日々の雑文や、書きかけなどpixivに置けないものを。

2022X'mas「SilentNight.(2)」
あまり時間がないので、投下するものを投下して今日はもう寝まする。
ご都合主義に溢れた話になっていますが、私の話ではいつものことだと受け流してくださると嬉しいです。

では、本文へどうぞ!
<SilentNight.>

 ラングランからサイバスターを駆って州を跨ぐこと数時間。今年も律儀に通達を出したセニアの勧めに従って、シュウの現在の居所に一番近い軍の駐留地にサイバスターを預け、シュウと最寄駅で合流後、列車に揺られること数時間。王都からは北西に位置する山岳地帯の手前で降り、ロープウエイを使って山を上った。
 徐々に大地を白く染め上げる氷の粒。標高が上がれば空気の温度が下がるのは、地上も地底も変わらないようだ。ロープウエイの終点に着く頃にはすっかり足元を埋めるまでとなった積雪に、喜ぶよりも防寒対策が先と、マサキはセーターとダウンのジャケットを着込んだ。

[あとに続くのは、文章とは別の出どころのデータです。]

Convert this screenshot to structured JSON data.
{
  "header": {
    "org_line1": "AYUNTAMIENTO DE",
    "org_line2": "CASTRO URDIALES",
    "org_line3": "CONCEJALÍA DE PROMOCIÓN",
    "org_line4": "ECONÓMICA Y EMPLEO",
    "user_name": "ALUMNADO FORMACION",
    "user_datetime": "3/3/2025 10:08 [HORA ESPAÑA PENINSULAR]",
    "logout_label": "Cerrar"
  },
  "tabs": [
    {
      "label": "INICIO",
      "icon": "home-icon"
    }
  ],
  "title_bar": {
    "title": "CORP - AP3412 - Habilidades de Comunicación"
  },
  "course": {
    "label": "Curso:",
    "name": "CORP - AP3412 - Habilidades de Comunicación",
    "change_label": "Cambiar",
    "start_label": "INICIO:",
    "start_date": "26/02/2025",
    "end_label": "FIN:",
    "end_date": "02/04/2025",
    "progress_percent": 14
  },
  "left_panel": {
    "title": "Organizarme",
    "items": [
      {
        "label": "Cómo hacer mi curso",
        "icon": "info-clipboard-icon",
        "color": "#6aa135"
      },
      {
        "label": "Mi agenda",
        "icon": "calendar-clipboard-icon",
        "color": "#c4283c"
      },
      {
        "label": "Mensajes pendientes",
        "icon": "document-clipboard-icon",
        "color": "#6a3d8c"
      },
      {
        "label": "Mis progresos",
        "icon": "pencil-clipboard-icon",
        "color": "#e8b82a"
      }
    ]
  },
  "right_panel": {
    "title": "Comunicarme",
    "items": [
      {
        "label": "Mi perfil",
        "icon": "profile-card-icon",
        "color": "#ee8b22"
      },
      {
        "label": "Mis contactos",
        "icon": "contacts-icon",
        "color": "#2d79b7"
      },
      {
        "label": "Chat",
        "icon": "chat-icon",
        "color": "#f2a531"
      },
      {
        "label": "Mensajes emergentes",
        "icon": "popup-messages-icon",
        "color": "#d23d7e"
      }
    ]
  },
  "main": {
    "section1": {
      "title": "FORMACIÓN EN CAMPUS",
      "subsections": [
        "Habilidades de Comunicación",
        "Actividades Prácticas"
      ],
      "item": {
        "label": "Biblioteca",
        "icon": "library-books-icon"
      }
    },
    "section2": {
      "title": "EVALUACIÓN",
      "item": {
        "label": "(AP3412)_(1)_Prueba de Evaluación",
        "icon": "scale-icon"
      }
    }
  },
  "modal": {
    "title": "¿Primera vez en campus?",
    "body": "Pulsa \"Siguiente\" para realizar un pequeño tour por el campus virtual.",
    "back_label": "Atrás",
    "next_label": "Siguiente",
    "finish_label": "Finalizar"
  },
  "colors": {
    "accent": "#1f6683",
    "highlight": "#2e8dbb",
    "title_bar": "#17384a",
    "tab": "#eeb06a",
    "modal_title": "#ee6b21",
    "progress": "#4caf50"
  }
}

「そりゃあこの気温差じゃ、物好きでもなきゃ来ないよな」
 マフラーと手袋を嵌めて発着場に降り立つ。寒い。温暖な気候に慣れてしまった身体には堪える寒さ。マサキは隣に立つシュウを見上げた。なあ、シュウ。その言葉に返事はない。人生でも数少ない経験の雪景色を目の前にした男は、どうやらマサキとは異なり、今自分が置かれている状況に興奮を覚えているようだ。白い息を吐きながらも、食い入るように目の前の景色を眺めている。
「そんなに珍しく感じるもんかね、この景色」
 雪被る木立ちの合間に、ぽつりぽつりと建物が見える。丸太を組み上げて作られたロッジ。それはこの土地に観光客を呼び込む為に、とある貴族が作ったものなのだそうだ。

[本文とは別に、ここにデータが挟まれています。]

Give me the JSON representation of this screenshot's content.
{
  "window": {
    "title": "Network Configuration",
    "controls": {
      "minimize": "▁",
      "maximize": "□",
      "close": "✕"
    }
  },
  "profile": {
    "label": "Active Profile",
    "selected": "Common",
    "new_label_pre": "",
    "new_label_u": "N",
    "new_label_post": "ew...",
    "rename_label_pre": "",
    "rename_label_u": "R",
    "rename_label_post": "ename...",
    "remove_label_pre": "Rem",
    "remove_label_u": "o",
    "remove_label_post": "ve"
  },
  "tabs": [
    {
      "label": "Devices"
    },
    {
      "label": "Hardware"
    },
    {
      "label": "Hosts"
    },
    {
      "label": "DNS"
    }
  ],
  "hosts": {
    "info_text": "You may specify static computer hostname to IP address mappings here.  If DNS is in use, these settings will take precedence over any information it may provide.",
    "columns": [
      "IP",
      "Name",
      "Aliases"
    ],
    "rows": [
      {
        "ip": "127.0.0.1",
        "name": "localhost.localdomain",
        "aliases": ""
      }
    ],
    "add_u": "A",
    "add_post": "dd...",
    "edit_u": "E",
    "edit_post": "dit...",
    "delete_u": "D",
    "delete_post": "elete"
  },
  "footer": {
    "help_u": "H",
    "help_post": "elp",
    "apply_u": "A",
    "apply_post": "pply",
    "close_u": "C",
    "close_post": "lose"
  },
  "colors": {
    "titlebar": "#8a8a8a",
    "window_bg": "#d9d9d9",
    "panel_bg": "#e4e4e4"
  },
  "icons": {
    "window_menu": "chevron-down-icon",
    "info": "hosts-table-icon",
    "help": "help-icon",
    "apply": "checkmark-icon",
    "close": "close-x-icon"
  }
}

 温暖な気候が常なラングランでも、珍しく一年を通して雪が見られるスポット。物珍しさも手伝ってこの土地に別荘を建てたその貴族は、内乱後、立憲君主制となったラングランで、貴族という地位が形骸化してゆくに従って、自活の道を探らねばならなくなったのだという。内乱後の貴族という存在は、かつてその地位についていただけで得られた恩賞の数々を失ってしまった。称号は残ったものの、それにも以前のような栄誉はない。このままでは財産を食い潰すだけ。考えた彼は、彼自身がこよなく愛するこの土地を観光地化することに決めた。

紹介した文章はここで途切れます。